Tom Goldstein moves for JOA

The federal criminal justice system is so messed up -- there are no motions for summary judgment.  There are no depos.  So if you want to get rulings about the validity of a case, you pretty much have to go to trial and risk a sentence 5x as long as if you plead.  It's so wrong in so many ways.  

This leads us to SCOTUSblogger's Tom Goldstein's motion for judgment of acquittal.  Bloomberg covers it here:

Tom Goldstein, the US Supreme Court advocate and ultra high-stakes poker player convicted of tax and loan-related offenses in late February, is asking the judge who presided over the six-week trial to toss the jury’s verdict.
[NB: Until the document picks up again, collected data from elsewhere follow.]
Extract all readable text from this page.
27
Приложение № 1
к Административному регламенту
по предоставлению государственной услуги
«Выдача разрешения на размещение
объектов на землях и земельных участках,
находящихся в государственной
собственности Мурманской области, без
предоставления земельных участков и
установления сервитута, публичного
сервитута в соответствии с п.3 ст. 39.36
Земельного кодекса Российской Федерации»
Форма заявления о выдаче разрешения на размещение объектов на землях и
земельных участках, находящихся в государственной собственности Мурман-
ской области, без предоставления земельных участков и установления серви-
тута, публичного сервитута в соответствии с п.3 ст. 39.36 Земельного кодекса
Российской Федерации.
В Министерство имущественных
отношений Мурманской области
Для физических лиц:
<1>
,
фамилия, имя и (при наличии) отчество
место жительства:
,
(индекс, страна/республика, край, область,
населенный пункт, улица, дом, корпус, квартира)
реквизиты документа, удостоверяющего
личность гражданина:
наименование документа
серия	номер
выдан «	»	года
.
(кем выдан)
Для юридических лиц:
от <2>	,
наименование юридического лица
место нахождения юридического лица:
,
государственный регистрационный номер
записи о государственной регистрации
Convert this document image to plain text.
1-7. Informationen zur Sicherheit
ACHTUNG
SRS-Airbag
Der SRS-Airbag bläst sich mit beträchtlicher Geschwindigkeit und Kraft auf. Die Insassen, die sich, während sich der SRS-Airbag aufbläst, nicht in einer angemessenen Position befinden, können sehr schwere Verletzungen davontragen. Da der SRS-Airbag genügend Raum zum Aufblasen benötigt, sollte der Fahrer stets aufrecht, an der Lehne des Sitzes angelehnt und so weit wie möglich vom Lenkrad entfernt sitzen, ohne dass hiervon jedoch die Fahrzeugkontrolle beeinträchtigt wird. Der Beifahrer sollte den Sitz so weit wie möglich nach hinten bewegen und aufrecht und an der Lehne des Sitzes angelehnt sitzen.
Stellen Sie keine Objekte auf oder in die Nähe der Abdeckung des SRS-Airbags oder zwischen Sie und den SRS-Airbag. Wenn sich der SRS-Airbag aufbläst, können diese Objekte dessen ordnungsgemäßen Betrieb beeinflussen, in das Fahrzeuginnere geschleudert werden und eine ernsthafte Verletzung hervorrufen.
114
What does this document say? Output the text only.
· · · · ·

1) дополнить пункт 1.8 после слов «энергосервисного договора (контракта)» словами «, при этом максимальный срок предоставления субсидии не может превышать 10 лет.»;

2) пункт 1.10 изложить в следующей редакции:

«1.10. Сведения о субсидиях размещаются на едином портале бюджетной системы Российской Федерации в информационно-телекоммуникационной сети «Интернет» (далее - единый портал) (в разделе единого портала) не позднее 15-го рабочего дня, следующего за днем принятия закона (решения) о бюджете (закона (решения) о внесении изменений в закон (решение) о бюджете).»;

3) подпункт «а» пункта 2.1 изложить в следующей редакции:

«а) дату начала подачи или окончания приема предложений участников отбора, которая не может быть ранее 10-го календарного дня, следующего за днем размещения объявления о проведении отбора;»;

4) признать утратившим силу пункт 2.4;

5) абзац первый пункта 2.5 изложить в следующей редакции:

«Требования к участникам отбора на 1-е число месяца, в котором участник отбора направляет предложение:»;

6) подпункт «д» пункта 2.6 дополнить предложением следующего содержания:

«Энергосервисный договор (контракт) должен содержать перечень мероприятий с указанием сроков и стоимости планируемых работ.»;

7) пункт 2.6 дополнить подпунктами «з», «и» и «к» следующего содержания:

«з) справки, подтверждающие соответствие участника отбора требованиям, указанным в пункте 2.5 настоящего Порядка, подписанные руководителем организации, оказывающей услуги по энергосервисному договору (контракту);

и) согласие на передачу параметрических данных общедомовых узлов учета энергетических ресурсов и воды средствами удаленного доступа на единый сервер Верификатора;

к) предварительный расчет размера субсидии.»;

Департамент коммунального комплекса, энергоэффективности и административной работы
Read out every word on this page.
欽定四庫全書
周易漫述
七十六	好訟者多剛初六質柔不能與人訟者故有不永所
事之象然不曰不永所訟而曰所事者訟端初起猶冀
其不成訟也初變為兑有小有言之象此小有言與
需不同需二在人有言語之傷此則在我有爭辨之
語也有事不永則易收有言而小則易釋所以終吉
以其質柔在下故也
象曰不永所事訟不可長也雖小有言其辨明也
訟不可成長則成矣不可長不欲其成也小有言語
Goldstein’s motion for acquittal or, in the alternative, a new trial challenges, among other things, the court’s jury instructions on accessory liability and willful blindness. It was filed Monday in the US District Court for the District of Maryland.

The error in the instructions on accessory liability alone requires a retrial on every every count, Goldstein claims. General “charging instructions” failed to advise the jury that aiding and abetting liability required finding another guilty principal; willful conduct by Goldstein; and an affirmative act, not merely an omission, the motion says.

The instructions also failed to advise the jury that finding him guilty for causing “an act that would be an offense if directly performed by him or another” required it to find that Goldstein intended that the substantive offenses be committed.

Further, Judge Lydia Kay Griggsby granted the government’s request to eliminate the accessory instructions detailing aiding and abetting requirements after the parties delivered their closing arguments. It’s a violation of a procedural rule that Goldstein says was “undoubtedly prejudicial” in this case.

Doing so “changed accessory liability from essentially a non-issue in the case to a serious basis on which to convict,” the motion argues. If defense counsel had known the jury would be permitted to find accessory liability without finding that some other principal committed every element of the substantive offense, they would have taken the issue on at closing, the motion said.